He's Not Bunting, Is He?
It was Elimination Day in baseball on Sunday … so let’s write two! We begin with the Phillies and Padres. Astros and Yankees to follow soon.
I guess we start with the bunt, right?
The late, great Joe Nuxhall used to say — at least once per baseball broadcast and often more than once — “If you swing the bat, you’re dangerous.” Those were the words that came to mind in the final inning of the San Diego-Philadelphia NLCS.
The situation was simple: Philadelphia led 4-3 after Bryce Harper hit a magnificent, opposite-field home run in the bottom of the eighth inning. The Phillies brought in 37-year-old David Robertson to close the deal and send the team to the World Series; Robertson has been a fine pitcher over his 14 years in the big leagues, but I imagine he didn’t fill Philadelphia fans with confidence.

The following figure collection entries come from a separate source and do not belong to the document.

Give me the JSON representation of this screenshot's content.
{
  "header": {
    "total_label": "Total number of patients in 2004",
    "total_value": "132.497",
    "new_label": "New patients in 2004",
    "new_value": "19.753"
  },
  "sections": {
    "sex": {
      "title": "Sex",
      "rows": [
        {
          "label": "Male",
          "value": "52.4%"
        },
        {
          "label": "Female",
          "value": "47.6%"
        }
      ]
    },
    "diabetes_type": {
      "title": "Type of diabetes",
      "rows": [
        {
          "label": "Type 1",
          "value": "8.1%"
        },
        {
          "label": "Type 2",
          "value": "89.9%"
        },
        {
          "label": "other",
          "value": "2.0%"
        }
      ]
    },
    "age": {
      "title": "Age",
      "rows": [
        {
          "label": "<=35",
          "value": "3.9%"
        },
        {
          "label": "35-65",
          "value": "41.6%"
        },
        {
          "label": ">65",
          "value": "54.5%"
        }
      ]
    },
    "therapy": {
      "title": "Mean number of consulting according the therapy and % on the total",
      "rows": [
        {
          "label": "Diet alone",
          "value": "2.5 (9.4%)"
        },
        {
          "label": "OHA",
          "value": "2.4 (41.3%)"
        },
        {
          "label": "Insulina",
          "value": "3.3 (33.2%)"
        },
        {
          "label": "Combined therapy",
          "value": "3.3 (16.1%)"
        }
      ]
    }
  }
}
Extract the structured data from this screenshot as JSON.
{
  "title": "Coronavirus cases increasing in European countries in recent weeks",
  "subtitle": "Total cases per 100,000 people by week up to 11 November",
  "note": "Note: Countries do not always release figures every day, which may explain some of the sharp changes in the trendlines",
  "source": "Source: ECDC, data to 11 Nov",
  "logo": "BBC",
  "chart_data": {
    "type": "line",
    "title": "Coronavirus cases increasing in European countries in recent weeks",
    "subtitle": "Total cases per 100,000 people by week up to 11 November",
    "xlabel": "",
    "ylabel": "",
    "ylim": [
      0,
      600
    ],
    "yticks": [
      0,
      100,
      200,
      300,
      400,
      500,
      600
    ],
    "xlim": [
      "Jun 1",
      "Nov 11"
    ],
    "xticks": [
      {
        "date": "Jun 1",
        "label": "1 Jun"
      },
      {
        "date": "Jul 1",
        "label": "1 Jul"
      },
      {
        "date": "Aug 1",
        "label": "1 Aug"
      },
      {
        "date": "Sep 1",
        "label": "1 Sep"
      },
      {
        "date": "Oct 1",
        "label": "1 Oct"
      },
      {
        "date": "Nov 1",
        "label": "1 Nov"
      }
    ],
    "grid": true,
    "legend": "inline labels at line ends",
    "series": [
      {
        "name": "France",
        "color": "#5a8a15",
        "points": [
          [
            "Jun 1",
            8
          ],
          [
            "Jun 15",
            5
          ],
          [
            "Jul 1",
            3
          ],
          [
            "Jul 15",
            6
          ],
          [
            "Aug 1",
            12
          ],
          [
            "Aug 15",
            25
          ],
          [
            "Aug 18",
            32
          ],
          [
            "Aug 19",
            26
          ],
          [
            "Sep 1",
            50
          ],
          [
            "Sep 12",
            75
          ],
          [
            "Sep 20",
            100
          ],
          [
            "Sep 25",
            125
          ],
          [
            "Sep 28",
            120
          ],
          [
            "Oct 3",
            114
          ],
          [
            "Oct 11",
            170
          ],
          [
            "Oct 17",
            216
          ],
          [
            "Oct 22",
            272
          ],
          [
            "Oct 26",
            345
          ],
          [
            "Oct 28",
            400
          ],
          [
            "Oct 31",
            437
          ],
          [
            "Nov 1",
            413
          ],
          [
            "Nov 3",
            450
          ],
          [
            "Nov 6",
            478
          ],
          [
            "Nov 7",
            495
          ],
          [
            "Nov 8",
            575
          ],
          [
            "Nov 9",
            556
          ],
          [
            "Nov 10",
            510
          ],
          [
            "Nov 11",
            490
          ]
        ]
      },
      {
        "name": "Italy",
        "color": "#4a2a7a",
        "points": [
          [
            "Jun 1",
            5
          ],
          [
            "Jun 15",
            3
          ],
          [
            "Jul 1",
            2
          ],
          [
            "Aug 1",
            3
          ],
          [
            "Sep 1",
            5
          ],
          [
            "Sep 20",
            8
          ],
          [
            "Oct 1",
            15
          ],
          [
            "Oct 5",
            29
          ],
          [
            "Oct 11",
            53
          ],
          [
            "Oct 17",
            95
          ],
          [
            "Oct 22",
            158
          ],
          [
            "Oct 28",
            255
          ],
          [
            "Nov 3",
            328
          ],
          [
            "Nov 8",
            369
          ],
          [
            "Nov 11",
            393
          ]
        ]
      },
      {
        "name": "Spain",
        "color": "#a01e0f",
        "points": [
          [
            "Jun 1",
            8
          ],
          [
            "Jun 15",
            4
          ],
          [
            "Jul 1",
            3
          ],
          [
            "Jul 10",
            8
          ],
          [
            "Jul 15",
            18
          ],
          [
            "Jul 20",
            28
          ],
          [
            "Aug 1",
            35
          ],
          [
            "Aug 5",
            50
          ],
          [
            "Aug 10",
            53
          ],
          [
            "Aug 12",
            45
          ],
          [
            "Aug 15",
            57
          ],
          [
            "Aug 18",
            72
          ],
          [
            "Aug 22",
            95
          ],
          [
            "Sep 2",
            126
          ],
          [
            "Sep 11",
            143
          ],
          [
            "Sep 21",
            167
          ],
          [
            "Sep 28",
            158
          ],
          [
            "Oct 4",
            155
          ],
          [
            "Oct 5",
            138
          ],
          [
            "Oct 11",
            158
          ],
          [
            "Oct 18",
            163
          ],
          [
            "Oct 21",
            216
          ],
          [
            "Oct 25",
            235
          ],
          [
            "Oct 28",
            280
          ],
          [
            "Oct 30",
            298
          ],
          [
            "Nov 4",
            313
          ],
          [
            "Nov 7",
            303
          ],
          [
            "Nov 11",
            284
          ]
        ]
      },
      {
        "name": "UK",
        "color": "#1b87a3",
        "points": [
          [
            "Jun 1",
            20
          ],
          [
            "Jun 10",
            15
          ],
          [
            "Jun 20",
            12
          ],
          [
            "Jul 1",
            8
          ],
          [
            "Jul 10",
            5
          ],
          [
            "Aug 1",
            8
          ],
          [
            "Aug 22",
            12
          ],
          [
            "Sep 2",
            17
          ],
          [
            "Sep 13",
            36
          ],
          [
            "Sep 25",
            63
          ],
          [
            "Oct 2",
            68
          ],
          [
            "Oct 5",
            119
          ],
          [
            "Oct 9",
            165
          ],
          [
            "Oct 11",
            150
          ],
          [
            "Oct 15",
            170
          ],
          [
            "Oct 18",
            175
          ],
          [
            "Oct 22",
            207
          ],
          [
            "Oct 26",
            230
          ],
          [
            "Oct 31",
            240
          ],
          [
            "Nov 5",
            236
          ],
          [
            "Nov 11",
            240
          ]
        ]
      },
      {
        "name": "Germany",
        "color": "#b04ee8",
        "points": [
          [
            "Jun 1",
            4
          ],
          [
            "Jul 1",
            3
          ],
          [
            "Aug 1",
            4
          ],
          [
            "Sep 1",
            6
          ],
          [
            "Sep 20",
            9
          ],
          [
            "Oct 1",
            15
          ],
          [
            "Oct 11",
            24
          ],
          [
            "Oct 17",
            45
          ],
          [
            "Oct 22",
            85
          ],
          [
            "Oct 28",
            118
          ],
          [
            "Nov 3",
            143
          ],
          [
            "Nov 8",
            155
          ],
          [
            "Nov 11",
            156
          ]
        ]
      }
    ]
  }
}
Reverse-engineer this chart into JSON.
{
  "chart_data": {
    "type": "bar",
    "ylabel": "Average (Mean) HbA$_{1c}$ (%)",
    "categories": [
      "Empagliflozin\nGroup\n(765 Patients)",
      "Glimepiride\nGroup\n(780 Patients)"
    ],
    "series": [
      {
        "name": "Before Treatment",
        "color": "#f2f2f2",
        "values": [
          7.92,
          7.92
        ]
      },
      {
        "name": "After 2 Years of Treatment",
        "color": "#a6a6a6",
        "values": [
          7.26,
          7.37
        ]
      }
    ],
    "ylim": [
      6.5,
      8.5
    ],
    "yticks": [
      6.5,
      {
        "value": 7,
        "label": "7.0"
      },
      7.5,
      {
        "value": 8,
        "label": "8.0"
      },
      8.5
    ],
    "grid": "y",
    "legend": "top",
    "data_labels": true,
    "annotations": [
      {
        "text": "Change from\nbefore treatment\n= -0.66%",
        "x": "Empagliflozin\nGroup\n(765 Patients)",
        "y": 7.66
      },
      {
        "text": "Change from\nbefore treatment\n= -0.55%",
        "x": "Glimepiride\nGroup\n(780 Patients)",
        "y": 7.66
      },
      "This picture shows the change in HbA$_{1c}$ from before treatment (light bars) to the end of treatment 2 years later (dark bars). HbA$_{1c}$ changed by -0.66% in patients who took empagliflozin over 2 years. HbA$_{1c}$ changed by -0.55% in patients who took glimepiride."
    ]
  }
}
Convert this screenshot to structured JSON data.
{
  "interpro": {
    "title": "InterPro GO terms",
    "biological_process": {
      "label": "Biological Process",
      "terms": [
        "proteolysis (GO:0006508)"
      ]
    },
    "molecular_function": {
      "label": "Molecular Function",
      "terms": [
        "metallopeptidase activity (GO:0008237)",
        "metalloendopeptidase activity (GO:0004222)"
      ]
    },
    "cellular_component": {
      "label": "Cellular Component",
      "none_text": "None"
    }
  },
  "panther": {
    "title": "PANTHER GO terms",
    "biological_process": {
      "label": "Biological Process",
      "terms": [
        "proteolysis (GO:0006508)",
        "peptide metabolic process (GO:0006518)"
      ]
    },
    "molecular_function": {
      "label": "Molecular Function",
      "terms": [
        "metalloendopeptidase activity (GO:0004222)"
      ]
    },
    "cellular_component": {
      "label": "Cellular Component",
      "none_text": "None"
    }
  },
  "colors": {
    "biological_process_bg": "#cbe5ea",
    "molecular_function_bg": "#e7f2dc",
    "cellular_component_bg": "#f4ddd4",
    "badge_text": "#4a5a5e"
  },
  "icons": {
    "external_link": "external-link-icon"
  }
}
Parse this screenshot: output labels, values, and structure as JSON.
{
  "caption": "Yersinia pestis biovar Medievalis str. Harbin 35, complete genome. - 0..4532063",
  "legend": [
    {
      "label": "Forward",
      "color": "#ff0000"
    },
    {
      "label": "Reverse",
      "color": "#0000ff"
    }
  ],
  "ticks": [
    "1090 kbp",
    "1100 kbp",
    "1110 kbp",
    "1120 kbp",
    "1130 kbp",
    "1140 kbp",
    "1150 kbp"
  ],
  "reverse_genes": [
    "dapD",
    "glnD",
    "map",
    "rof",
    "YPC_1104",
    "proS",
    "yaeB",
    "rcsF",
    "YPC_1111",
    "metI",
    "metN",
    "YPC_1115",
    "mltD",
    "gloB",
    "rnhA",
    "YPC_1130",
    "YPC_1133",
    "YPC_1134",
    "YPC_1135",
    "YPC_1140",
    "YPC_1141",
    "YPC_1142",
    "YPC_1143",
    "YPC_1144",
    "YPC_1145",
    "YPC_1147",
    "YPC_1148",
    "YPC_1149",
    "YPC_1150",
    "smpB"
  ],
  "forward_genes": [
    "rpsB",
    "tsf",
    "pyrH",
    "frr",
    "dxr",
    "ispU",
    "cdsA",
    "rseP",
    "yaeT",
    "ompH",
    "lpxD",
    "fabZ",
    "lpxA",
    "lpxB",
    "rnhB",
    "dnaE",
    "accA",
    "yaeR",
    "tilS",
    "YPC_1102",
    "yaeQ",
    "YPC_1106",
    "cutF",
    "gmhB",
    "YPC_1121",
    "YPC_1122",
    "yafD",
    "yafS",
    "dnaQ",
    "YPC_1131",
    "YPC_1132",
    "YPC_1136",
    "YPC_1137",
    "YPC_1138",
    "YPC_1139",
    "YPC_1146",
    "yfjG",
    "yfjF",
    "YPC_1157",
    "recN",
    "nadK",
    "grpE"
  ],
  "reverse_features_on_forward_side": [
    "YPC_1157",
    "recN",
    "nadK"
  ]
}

Still, it was the lower part of the Padres’ lineup coming to the plate. Robertson began by striking out Wil Myers on what certainly looked like a gift strike-three call. That meant Brandon Drury, Ha-Seong Kim, Trent Grisham and Austin Nola were due up — combined the four had hit .229 and slugged .363. The outlook wasn’t brilliant for the Padre nine.
But Robertson was less than brilliant himself. After getting a swinging strike from Drury, he threw four straight balls to put the tying run on. He then had a seven-pitch battle with Kim that ended with a ball four that was roughly two feet out of the zone. That put the winning run on.
The Phillies called for Ranger Suárez, which sounds like something they would do on a kid’s show when the characters are stumped about how to deal with a severe problem such as how to pronounce words with the “ea” blend in the middle.
And Trent Grisham stepped to the plate for the Padres.